Birthday Blog

About two days ago, I celebrated my birthday. The past few years were quite difficult. But despite that, God is truly generous enough to have given me another year. Many people got sick with covid-19 and also a lot of people died due to it. Some lost their loved ones. And I am one of those fortunate ones who has been given the privilege to still wake up this morning. There are a lot to be thankful for in spite of the tough times that I'd been through especially in the past months.

There were nights when I wished that God won't wake me up the following morning.

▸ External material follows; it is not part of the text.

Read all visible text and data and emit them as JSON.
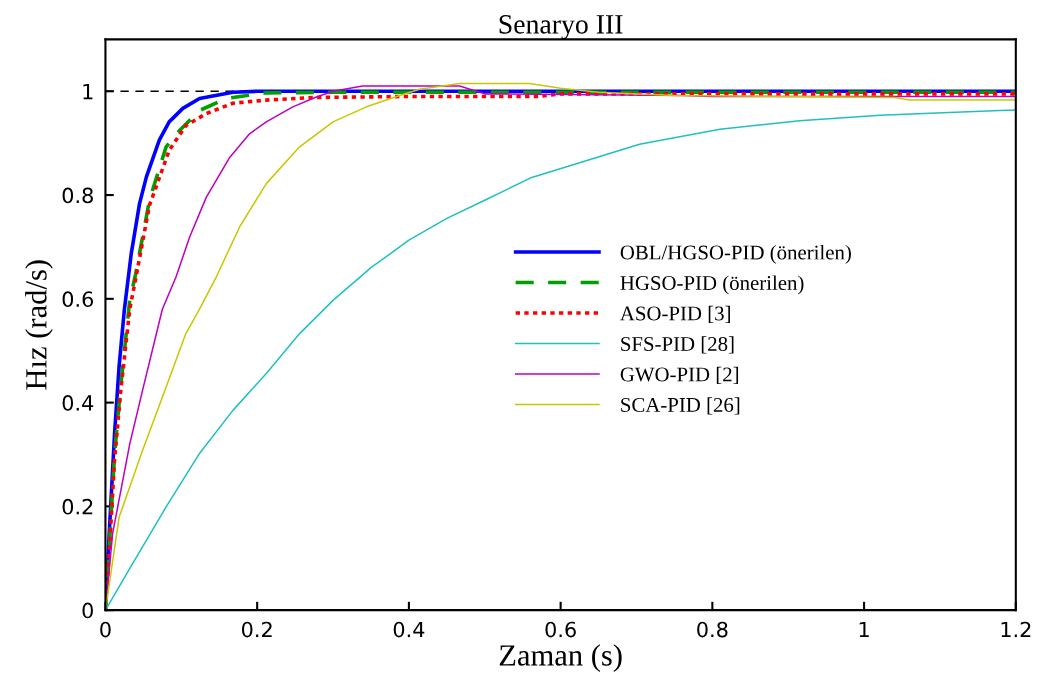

I told Him I've already been through so much. My heart is heavy and I don't think I want to witness another heartache the following day. I carry so much pain in me. Until now I am still healing. I have a lot of wounds that need healing. Sometimes I think that I'm about to be healed, but every now and then the wounds would still bleed. I'm still trying to make the shattered pieces be whole again. And like any broken pieces, once you put them altogether again, it's not the same anymore. No amount of adhesive can make the broken pieces back in its original form. The crack will always be visible. You may not see it, but you can definitely feel it. But despite the cracks, I know that I still play my purpose. Each morning that God wakes me up, I know I still have something to offer. I can still make something beautiful out of the cracks. 

I want to thank God for always being there for me. Thank you for the answered and unanswered prayers. I believe that my unanswered prayers are His way of protecting me. He doesn't give me what I asked from Him cause He knows that it won't be good for me. I know in time He will give me the desires of my heart. There were times when I didn't even have to ask Him. He already give me the things that I need before I realize that I need them. That's how generous He is. 

I wish that He won't get tired of being patient with me. I wish that He won't get tired of forgiving me for my mistakes. I wish that He will always be there to correct me when I'm becoming irrational. I wish that He will always be there to whisper to me the right words to say and the right things to do. I wish that He will always be there to teach me which way I should go. I wish that He wouldn't get tired of saving and protecting me. He's the one I can lean on no matter what the situation is. I am grateful for Him cause I know He got my back. 

Thank you, God for being You. My father whom I can always rely on. Thank you for your Son, Jesus Christ. Through Him I can always come to You anytime, anywhere. Please continue to protect me and my loved ones. Please continue to guide me. Thank you for the gift of life. Please help me to not take it for granted. I love you, Lord Jesus Christ. Whatever Your plans for my life, be it done unto me according to Your word.